Inositol Supplementation to Treat PCOS (INSUPP-PCOS)

Status:
Recruiting
Trial end date:
2023-12-31
Target enrollment:
0
Participant gender:
Female
Summary
To determine if Inositol, a dietary supplement, will improve ovarian and adrenal androgen excess in women with Polycystic Ovarian Syndrome(PCOS).
Phase:
Phase 2
Accepts Healthy Volunteers?
No
Details
Lead Sponsor:
Milton S. Hershey Medical Center
Collaborator:
National Center for Complementary and Integrative Health (NCCIH)
Treatments:
Inositol
Criteria
Inclusion Criteria:

- Women with chronic anovulation or oligomenorrhea defined as spontaneous intermenstrual
periods of greater than or equal to 45 days or a total of less than or equal to 8
menses per year.

- Women with Hyperandrogenism defined as a total testosterone greater than 50 ng/dL or a
free androgen index greater than 10.

- Women with Polycystic Ovaries on Ultrasound defined as either 12 or more follicles
measuring 2-9 mm in diameter or increased ovarian volume greater than 10 cm.

Exclusion Criteria:

- Women with Hyperprolactinemia defined as 2 prolactin levels at least one week apart
greater than 30 ng/mL.

- Women with known 21-hydroxylase deficiency or other enzyme deficiency leading to the
congenital adrenal hyperplasia.

- Women with elevated FSH levels greater than 10 mIU/mL.

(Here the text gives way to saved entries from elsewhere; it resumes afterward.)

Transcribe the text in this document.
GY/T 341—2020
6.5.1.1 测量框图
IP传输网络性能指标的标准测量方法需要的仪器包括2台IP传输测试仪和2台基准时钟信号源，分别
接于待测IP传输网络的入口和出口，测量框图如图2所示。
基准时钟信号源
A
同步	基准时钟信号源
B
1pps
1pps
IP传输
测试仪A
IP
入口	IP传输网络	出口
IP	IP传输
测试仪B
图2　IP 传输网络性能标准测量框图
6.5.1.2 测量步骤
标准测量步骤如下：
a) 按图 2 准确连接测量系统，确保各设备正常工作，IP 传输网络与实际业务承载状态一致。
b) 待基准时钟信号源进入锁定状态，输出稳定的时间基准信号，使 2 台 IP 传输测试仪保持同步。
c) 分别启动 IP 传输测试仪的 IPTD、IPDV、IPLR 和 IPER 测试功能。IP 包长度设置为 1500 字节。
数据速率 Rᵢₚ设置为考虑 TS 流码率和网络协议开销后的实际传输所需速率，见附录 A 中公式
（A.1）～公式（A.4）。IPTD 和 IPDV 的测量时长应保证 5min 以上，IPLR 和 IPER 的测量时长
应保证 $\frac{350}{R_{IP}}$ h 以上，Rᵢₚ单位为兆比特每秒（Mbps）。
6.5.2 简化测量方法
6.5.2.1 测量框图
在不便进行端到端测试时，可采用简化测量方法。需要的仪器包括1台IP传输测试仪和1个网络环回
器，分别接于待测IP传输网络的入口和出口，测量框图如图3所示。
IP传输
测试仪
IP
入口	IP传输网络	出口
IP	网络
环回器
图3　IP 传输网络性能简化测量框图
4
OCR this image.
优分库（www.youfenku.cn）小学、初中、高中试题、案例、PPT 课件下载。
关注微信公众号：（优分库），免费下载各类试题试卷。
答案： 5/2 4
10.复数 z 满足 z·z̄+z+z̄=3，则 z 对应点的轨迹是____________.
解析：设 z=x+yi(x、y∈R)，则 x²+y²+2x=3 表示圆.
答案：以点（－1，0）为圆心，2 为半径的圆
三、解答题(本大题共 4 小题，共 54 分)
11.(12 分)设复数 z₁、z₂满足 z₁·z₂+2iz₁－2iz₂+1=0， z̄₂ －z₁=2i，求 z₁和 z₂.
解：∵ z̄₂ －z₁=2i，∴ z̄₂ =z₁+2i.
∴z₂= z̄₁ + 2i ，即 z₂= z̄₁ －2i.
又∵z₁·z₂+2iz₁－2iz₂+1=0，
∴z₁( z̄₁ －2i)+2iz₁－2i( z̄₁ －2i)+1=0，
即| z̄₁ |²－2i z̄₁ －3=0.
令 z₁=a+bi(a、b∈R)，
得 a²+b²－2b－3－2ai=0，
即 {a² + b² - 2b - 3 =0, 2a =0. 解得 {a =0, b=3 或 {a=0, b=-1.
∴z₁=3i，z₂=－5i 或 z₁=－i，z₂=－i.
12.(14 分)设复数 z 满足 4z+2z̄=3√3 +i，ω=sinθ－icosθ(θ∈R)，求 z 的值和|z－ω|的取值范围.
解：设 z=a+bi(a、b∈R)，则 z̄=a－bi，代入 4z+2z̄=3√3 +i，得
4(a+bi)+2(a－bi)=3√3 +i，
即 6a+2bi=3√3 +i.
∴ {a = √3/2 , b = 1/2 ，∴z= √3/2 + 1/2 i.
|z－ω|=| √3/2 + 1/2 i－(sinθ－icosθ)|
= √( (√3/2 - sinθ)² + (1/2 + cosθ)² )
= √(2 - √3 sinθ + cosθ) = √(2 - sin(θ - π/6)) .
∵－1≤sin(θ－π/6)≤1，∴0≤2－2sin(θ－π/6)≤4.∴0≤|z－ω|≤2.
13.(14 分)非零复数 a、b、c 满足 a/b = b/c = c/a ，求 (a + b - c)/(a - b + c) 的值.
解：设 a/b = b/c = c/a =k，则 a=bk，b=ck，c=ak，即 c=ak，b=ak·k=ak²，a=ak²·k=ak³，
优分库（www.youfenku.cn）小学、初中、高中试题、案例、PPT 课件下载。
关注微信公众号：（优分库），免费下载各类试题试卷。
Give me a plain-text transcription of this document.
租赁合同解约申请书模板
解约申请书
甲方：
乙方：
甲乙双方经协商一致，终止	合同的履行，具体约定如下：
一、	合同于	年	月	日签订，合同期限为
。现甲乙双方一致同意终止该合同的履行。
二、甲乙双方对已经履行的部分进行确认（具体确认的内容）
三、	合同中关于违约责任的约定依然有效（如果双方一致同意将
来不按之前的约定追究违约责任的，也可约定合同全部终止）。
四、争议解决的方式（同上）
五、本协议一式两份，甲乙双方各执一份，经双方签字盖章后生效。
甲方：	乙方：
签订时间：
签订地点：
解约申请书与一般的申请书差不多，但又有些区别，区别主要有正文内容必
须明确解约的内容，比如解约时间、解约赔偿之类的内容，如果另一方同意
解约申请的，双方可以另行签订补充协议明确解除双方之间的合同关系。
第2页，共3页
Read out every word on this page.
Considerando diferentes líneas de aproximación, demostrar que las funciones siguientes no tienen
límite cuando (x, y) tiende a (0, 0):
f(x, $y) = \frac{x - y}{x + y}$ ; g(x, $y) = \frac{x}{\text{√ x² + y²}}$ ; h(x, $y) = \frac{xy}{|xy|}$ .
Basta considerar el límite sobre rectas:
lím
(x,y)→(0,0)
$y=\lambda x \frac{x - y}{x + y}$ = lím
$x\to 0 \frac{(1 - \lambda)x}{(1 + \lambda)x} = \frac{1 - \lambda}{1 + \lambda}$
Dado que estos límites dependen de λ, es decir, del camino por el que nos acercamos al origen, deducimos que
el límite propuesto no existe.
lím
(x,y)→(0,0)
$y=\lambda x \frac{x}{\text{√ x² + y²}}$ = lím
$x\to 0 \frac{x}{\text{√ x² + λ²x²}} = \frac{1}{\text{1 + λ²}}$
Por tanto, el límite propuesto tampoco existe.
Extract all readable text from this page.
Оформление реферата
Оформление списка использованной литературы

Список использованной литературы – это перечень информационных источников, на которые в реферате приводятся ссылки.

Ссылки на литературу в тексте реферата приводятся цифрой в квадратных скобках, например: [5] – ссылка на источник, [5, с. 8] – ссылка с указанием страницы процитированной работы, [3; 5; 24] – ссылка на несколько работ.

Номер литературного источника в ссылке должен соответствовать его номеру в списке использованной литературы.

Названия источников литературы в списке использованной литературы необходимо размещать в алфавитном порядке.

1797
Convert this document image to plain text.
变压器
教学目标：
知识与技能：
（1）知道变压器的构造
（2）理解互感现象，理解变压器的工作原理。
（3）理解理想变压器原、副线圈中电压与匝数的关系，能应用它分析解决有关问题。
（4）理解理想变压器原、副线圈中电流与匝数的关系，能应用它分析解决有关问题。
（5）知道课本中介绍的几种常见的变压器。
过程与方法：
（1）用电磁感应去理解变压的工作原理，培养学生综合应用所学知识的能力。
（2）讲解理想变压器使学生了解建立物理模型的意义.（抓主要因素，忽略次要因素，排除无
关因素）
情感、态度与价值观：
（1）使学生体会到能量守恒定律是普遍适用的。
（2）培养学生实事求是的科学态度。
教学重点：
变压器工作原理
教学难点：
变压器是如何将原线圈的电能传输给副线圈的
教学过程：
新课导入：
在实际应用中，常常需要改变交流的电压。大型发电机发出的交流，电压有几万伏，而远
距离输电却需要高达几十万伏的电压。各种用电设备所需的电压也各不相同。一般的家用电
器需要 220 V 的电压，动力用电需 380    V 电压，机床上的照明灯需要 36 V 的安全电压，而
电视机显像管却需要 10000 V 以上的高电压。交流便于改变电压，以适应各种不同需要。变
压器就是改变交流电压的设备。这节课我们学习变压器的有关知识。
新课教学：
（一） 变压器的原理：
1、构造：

- Women with uncorrected thyroid disease as per ASRM guidelines for nonpregnant subjects
(TSH less than 0.45 mIU/mL or greater than 4.5 MIU/mL).

- Women with a suspected adrenal or ovarian tumor secreting androgens

- Women with Cushing's syndrome

- Women on confounding medications which affect ovarian function including metformin,
hormonal contraceptives or other medications for type 2 diabetes

- Women with medical conditions that are contraindications to OTC inositol or previous
allergic reactions to the supplement or to the placebo maltodextrin or inulin.